Repudiation – royalties – breach of franchise agreement – entitlement to royalties – associated companies – performance interest
A alleged that D had breached their franchise agreement, enabling A to terminate the agreement and claim damages for unpaid royalties, and damages for repudiation of the agreement consisting of unpaid royalties and loss of profit upon stock which would otherwise have been sold to D during the notice period. D contended that the franchise agreement had not been intended to be legally binding, having been negotiated solely as a model for other franchisees, and that the payments made under it had not been royalties but a contribution to advertising costs.

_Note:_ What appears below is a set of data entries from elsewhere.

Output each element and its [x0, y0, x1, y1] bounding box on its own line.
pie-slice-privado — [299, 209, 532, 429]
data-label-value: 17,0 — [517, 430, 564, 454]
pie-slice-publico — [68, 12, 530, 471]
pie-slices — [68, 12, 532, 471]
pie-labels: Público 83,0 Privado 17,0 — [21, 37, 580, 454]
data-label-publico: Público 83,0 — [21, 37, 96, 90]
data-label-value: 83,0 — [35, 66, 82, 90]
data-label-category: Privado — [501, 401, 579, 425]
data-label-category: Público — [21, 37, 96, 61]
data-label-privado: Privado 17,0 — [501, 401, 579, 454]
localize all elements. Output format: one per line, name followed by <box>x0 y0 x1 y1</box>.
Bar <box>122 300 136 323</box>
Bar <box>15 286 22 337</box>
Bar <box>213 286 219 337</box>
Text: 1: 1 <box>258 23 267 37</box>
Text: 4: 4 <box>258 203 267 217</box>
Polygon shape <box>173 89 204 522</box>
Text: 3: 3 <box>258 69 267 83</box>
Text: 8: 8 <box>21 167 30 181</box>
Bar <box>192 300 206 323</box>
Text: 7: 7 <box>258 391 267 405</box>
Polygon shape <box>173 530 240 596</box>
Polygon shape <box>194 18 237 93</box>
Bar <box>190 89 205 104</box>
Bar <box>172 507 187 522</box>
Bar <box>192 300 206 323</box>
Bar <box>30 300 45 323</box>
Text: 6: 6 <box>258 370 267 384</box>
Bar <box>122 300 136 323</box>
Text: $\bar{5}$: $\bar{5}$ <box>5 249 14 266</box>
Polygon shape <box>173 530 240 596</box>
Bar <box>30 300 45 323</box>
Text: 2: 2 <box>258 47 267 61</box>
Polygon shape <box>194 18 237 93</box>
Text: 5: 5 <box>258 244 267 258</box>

Held, giving judgment for A, that the agreement was legally binding so that D was liable for unpaid royalties, and the stocking of unapproved products had amounted to a repudiation by D, even though the termination had been effected by the exercise of a contractual power, so that A were entitled to damages for non-performance of the contract. Such damages would include unpaid royalties for the duration of the notice period but could not include anticipated loss of profits on the sale of stock since those sales would have been made by A’s associated company rather than A itself and the associate had not been the intended recipient of the relevant contractual obligations. Furthermore, A did not have sufficient “performance interest” in the contract to justify recovery on behalf of its associate, Linden Gardens Trust Ltd v. Lenesta Sludge Disposals Ltd [1994] 1 A.C. 85, [1993] C.L.Y. 303 considered.
AND SO TO BED LTD v. DIXON [2001] F.S.R. 47, David Donaldson Q.C., Ch D.